Для меня было совершенно очевидно, что платье моего отца во всех отношениях было лучше, чем то, в котором к нам явился наш гость. Но разговаривать с Саксоном не приходилось. Он зарылся головой в одеяло и не обнаруживал никакого желания продолжать со мной разговор. Мне не оставалось ничего более как сойти вниз.
Отец хлопотал, приделывая новую пряжку к портупее, а мать и служанка приготовляли завтрак.
- Выйдем-ка со мной на двор, Михей, - сказал мне отец, - мне нужно сказать тебе слово.
Работа ещё не начиналась, и двор был пуст. Утро было прекрасное, солнечное. Мы уселись на низкий каменный помост, на котором готовится кожа для дубления.
- Сегодня утром я пробовал руку, упражнялся саблей, - начал мой отец. - Удары я наношу по-прежнему хорошо, но защита уже не та. Руки перестали быть гибкими. При случае, конечно, и моё теперешнее искусство сойдёт, но - увы! - я уже не тот боец, что прежде. Ах, Михей, ведь я командовал левым флангом лучшего конного полка, какой только когда-нибудь был в Англии! Однако роптать не стану: Бог дал, Бог и взял. Я стар, и вместо меня мой сын возьмёт мой меч и станет сражаться за то же дело, за которое сражался и я. Пойдёшь ли ты на моё место, Михей?
- Пойду ли? Но куда идти? - спросил я.
- Тише, сынок, тише, слушай: прежде всего не нужно, чтобы твоя мать знала об этом, ибо сердца женщин слабы. Авраам, когда собрался принести в жертву Богу своего первенца, едва ли сказал об этом своём намерении Сарре. Я так думаю, что он ничего на этот счёт не говорил. Вот, возьми письмо и прочти его. Ты знаешь, кто такой Дик Румбольд?
- Как же. Вы мне несколько раз о нем говорили. Это ваш старый товарищ?
- Он самый. Крепкий и правдивый человек. Благочестив он был всегда. Он даже еретиков умерщвлял благочестиво. После того как армия святых была рассеяна, Дик вернулся к частной жизни. Но и сняв мундир, он продолжал гореть ревностью к святому делу. Жил он в Годдесдоне. Там у него было солодовое заведение... Ты, конечно, слышал о знаменитом заговоре в Рай-Хаузе, в котором оказалось замешано столько добрых людей. План этого заговора был составлен в доме Дика Румбольда.
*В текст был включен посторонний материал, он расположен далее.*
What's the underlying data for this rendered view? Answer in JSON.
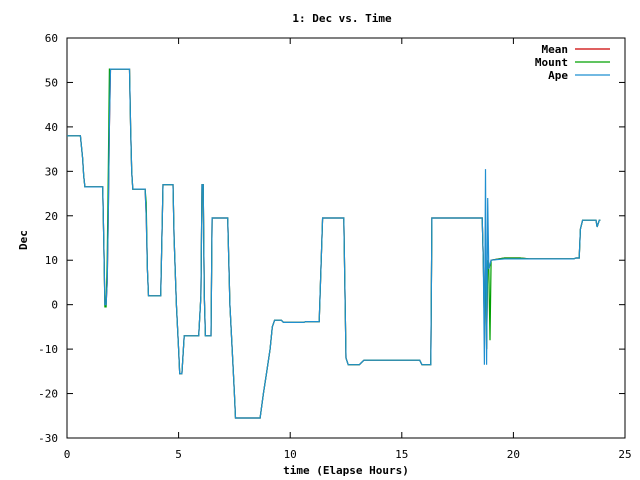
{
  "chart_data": {
    "type": "line",
    "title": "1: Dec vs. Time",
    "xlabel": "time (Elapse Hours)",
    "ylabel": "Dec",
    "xlim": [
      0,
      25
    ],
    "ylim": [
      -30,
      60
    ],
    "xticks": [
      "0",
      "5",
      "10",
      "15",
      "20",
      "25"
    ],
    "yticks": [
      "60",
      "50",
      "40",
      "30",
      "20",
      "10",
      "0",
      "-10",
      "-20",
      "-30"
    ],
    "grid": false,
    "legend_position": "top-right",
    "series": [
      {
        "name": "Mean",
        "color": "#cc0000",
        "points": [
          [
            0,
            38
          ],
          [
            0.6,
            38
          ],
          [
            0.7,
            33
          ],
          [
            0.75,
            29
          ],
          [
            0.8,
            26.5
          ],
          [
            1.5,
            26.5
          ],
          [
            1.6,
            26.5
          ],
          [
            1.65,
            14
          ],
          [
            1.7,
            0
          ],
          [
            1.75,
            0
          ],
          [
            1.8,
            5
          ],
          [
            1.85,
            20
          ],
          [
            1.9,
            40
          ],
          [
            1.95,
            53
          ],
          [
            2.1,
            53
          ],
          [
            2.8,
            53
          ],
          [
            2.85,
            40
          ],
          [
            2.9,
            30
          ],
          [
            2.95,
            26
          ],
          [
            3.5,
            26
          ],
          [
            3.55,
            20
          ],
          [
            3.6,
            8
          ],
          [
            3.65,
            2
          ],
          [
            4.2,
            2
          ],
          [
            4.3,
            27
          ],
          [
            4.75,
            27
          ],
          [
            4.8,
            15
          ],
          [
            4.9,
            0
          ],
          [
            5.0,
            -10
          ],
          [
            5.05,
            -15.5
          ],
          [
            5.15,
            -15.5
          ],
          [
            5.25,
            -7
          ],
          [
            5.9,
            -7
          ],
          [
            6.0,
            2
          ],
          [
            6.05,
            27
          ],
          [
            6.1,
            27
          ],
          [
            6.15,
            2
          ],
          [
            6.2,
            -7
          ],
          [
            6.45,
            -7
          ],
          [
            6.5,
            19.5
          ],
          [
            7.2,
            19.5
          ],
          [
            7.3,
            0
          ],
          [
            7.45,
            -15
          ],
          [
            7.5,
            -20
          ],
          [
            7.55,
            -25.5
          ],
          [
            8.65,
            -25.5
          ],
          [
            8.8,
            -20
          ],
          [
            8.95,
            -15
          ],
          [
            9.1,
            -10
          ],
          [
            9.2,
            -5
          ],
          [
            9.3,
            -3.5
          ],
          [
            9.6,
            -3.5
          ],
          [
            9.7,
            -4
          ],
          [
            10.6,
            -4
          ],
          [
            10.7,
            -3.8
          ],
          [
            11.3,
            -3.8
          ],
          [
            11.45,
            19.5
          ],
          [
            12.4,
            19.5
          ],
          [
            12.5,
            -12
          ],
          [
            12.6,
            -13.5
          ],
          [
            13.1,
            -13.5
          ],
          [
            13.2,
            -13
          ],
          [
            13.3,
            -12.5
          ],
          [
            15.8,
            -12.5
          ],
          [
            15.9,
            -13.5
          ],
          [
            16.3,
            -13.5
          ],
          [
            16.35,
            19.5
          ],
          [
            18.6,
            19.5
          ],
          [
            18.65,
            10
          ],
          [
            18.7,
            -5
          ],
          [
            18.75,
            12
          ],
          [
            18.8,
            -10
          ],
          [
            18.85,
            10
          ],
          [
            18.9,
            8
          ],
          [
            19.0,
            10
          ],
          [
            19.6,
            10.5
          ],
          [
            20.3,
            10.5
          ],
          [
            20.7,
            10.3
          ],
          [
            22.7,
            10.3
          ],
          [
            22.8,
            10.5
          ],
          [
            22.95,
            10.5
          ],
          [
            23.0,
            17
          ],
          [
            23.1,
            19
          ],
          [
            23.7,
            19
          ],
          [
            23.75,
            17.5
          ],
          [
            23.85,
            19
          ],
          [
            23.9,
            19
          ]
        ]
      },
      {
        "name": "Mount",
        "color": "#00a000",
        "points": [
          [
            0,
            38
          ],
          [
            0.6,
            38
          ],
          [
            0.7,
            33
          ],
          [
            0.75,
            29
          ],
          [
            0.8,
            26.5
          ],
          [
            1.5,
            26.5
          ],
          [
            1.6,
            26.5
          ],
          [
            1.65,
            14
          ],
          [
            1.7,
            -0.5
          ],
          [
            1.75,
            -0.5
          ],
          [
            1.8,
            10
          ],
          [
            1.85,
            30
          ],
          [
            1.9,
            53
          ],
          [
            1.95,
            53
          ],
          [
            2.1,
            53
          ],
          [
            2.8,
            53
          ],
          [
            2.85,
            40
          ],
          [
            2.9,
            30
          ],
          [
            2.95,
            26
          ],
          [
            3.5,
            26
          ],
          [
            3.55,
            23
          ],
          [
            3.6,
            8
          ],
          [
            3.65,
            2
          ],
          [
            4.2,
            2
          ],
          [
            4.3,
            27
          ],
          [
            4.75,
            27
          ],
          [
            4.8,
            15
          ],
          [
            4.9,
            0
          ],
          [
            5.0,
            -10
          ],
          [
            5.05,
            -15.5
          ],
          [
            5.15,
            -15.5
          ],
          [
            5.25,
            -7
          ],
          [
            5.9,
            -7
          ],
          [
            6.0,
            2
          ],
          [
            6.05,
            27
          ],
          [
            6.1,
            27
          ],
          [
            6.15,
            2
          ],
          [
            6.2,
            -7
          ],
          [
            6.45,
            -7
          ],
          [
            6.5,
            19.5
          ],
          [
            7.2,
            19.5
          ],
          [
            7.3,
            0
          ],
          [
            7.45,
            -15
          ],
          [
            7.5,
            -20
          ],
          [
            7.55,
            -25.5
          ],
          [
            8.65,
            -25.5
          ],
          [
            8.8,
            -20
          ],
          [
            8.95,
            -15
          ],
          [
            9.1,
            -10
          ],
          [
            9.2,
            -5
          ],
          [
            9.3,
            -3.5
          ],
          [
            9.6,
            -3.5
          ],
          [
            9.7,
            -4
          ],
          [
            10.6,
            -4
          ],
          [
            10.7,
            -3.8
          ],
          [
            11.3,
            -3.8
          ],
          [
            11.45,
            19.5
          ],
          [
            12.4,
            19.5
          ],
          [
            12.5,
            -12
          ],
          [
            12.6,
            -13.5
          ],
          [
            13.1,
            -13.5
          ],
          [
            13.2,
            -13
          ],
          [
            13.3,
            -12.5
          ],
          [
            15.8,
            -12.5
          ],
          [
            15.9,
            -13.5
          ],
          [
            16.3,
            -13.5
          ],
          [
            16.35,
            19.5
          ],
          [
            18.6,
            19.5
          ],
          [
            18.65,
            10
          ],
          [
            18.7,
            -5
          ],
          [
            18.75,
            12
          ],
          [
            18.8,
            -10
          ],
          [
            18.85,
            10
          ],
          [
            18.9,
            8
          ],
          [
            18.95,
            -8
          ],
          [
            19.0,
            10
          ],
          [
            19.6,
            10.5
          ],
          [
            20.3,
            10.5
          ],
          [
            20.7,
            10.3
          ],
          [
            22.7,
            10.3
          ],
          [
            22.8,
            10.5
          ],
          [
            22.95,
            10.5
          ],
          [
            23.0,
            17
          ],
          [
            23.1,
            19
          ],
          [
            23.7,
            19
          ],
          [
            23.75,
            17.5
          ],
          [
            23.85,
            19
          ],
          [
            23.9,
            19
          ]
        ]
      },
      {
        "name": "Ape",
        "color": "#1f8fd0",
        "points": [
          [
            0,
            38
          ],
          [
            0.6,
            38
          ],
          [
            0.7,
            33
          ],
          [
            0.75,
            29
          ],
          [
            0.8,
            26.5
          ],
          [
            1.5,
            26.5
          ],
          [
            1.6,
            26.5
          ],
          [
            1.65,
            14
          ],
          [
            1.7,
            0
          ],
          [
            1.75,
            0
          ],
          [
            1.8,
            5
          ],
          [
            1.85,
            20
          ],
          [
            1.9,
            40
          ],
          [
            1.95,
            53
          ],
          [
            2.1,
            53
          ],
          [
            2.8,
            53
          ],
          [
            2.85,
            40
          ],
          [
            2.9,
            30
          ],
          [
            2.95,
            26
          ],
          [
            3.5,
            26
          ],
          [
            3.55,
            20
          ],
          [
            3.6,
            8
          ],
          [
            3.65,
            2
          ],
          [
            4.2,
            2
          ],
          [
            4.3,
            27
          ],
          [
            4.75,
            27
          ],
          [
            4.8,
            15
          ],
          [
            4.9,
            0
          ],
          [
            5.0,
            -10
          ],
          [
            5.05,
            -15.5
          ],
          [
            5.15,
            -15.5
          ],
          [
            5.25,
            -7
          ],
          [
            5.9,
            -7
          ],
          [
            6.0,
            2
          ],
          [
            6.05,
            27
          ],
          [
            6.1,
            27
          ],
          [
            6.15,
            2
          ],
          [
            6.2,
            -7
          ],
          [
            6.45,
            -7
          ],
          [
            6.5,
            19.5
          ],
          [
            7.2,
            19.5
          ],
          [
            7.3,
            0
          ],
          [
            7.45,
            -15
          ],
          [
            7.5,
            -20
          ],
          [
            7.55,
            -25.5
          ],
          [
            8.65,
            -25.5
          ],
          [
            8.8,
            -20
          ],
          [
            8.95,
            -15
          ],
          [
            9.1,
            -10
          ],
          [
            9.2,
            -5
          ],
          [
            9.3,
            -3.5
          ],
          [
            9.6,
            -3.5
          ],
          [
            9.7,
            -4
          ],
          [
            10.6,
            -4
          ],
          [
            10.7,
            -3.8
          ],
          [
            11.3,
            -3.8
          ],
          [
            11.45,
            19.5
          ],
          [
            12.4,
            19.5
          ],
          [
            12.5,
            -12
          ],
          [
            12.6,
            -13.5
          ],
          [
            13.1,
            -13.5
          ],
          [
            13.2,
            -13
          ],
          [
            13.3,
            -12.5
          ],
          [
            15.8,
            -12.5
          ],
          [
            15.9,
            -13.5
          ],
          [
            16.3,
            -13.5
          ],
          [
            16.35,
            19.5
          ],
          [
            18.6,
            19.5
          ],
          [
            18.65,
            10
          ],
          [
            18.7,
            -13.5
          ],
          [
            18.75,
            30.5
          ],
          [
            18.8,
            -13.5
          ],
          [
            18.85,
            24
          ],
          [
            18.9,
            8
          ],
          [
            19.0,
            10
          ],
          [
            19.6,
            10.3
          ],
          [
            20.3,
            10.3
          ],
          [
            20.7,
            10.3
          ],
          [
            22.7,
            10.3
          ],
          [
            22.8,
            10.5
          ],
          [
            22.95,
            10.5
          ],
          [
            23.0,
            17
          ],
          [
            23.1,
            19
          ],
          [
            23.7,
            19
          ],
          [
            23.75,
            17.5
          ],
          [
            23.85,
            19
          ],
          [
            23.9,
            19
          ]
        ]
      }
    ]
  }
}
- Но ведь заговорщики замышляли подлое убийство!
- Ну-ну! Не увлекайся словами. Это злые еретики оклеветали добрых людей. Никакого тут подлого убийства не было. Заговорщиков было всего тридцать человек, и они собирались напасть на Карла и Иакова в то время, когда те ехали в Ньюмаркет. Напасть они хотели на них, заметь, белым днём. Кроме того, с принцами было пятьдесят гвардейцев. Предполагалось не убийство, а честный бой. Допустим, что король и его брат были бы убиты пистолетом или саблей, но ведь и нападающие рисковали тем же самым. Убийства тут никакого не было.
Произнося эти слова, отец вопросительно взглянул на меня, как бы ожидая моего согласия, но, по правде сказать, я не был удовлетворён его объяснением. Я не мог оправдать подлого нападения на невооружённых и ничего не подозревающих людей, хотя бы они и ехали в сопровождении телохранителей.
- Заговор не удался, - продолжал отец, - и Румбольд должен был спасать свою жизнь. Ему удалось спастись от преследователей, и он добрался до Голландии. Здесь он нашёл многих врагов правительства, которые собирались и беседовали между собою. Ими получались довольно частые известия из Англии, особенно из западных графств и из Лондона. В известиях этих говорилось, что теперь самое время сделать вторжение в Англию и что если они его сделают, то получат помощь деньгами и вооружёнными людьми. Голландские изгнанники были не прочь принять план, но некоторое время нуждались в вожде, который пользовался бы популярностью среди английского населения и который бы мог довести до конца такое большое дело. Теперь они имеют такого вождя. Лучшего нам и не надо. И знаешь, кто такой этот вождь? Это возлюбленный вождь протестантов, герцог Монмауз, сын Карла Второго.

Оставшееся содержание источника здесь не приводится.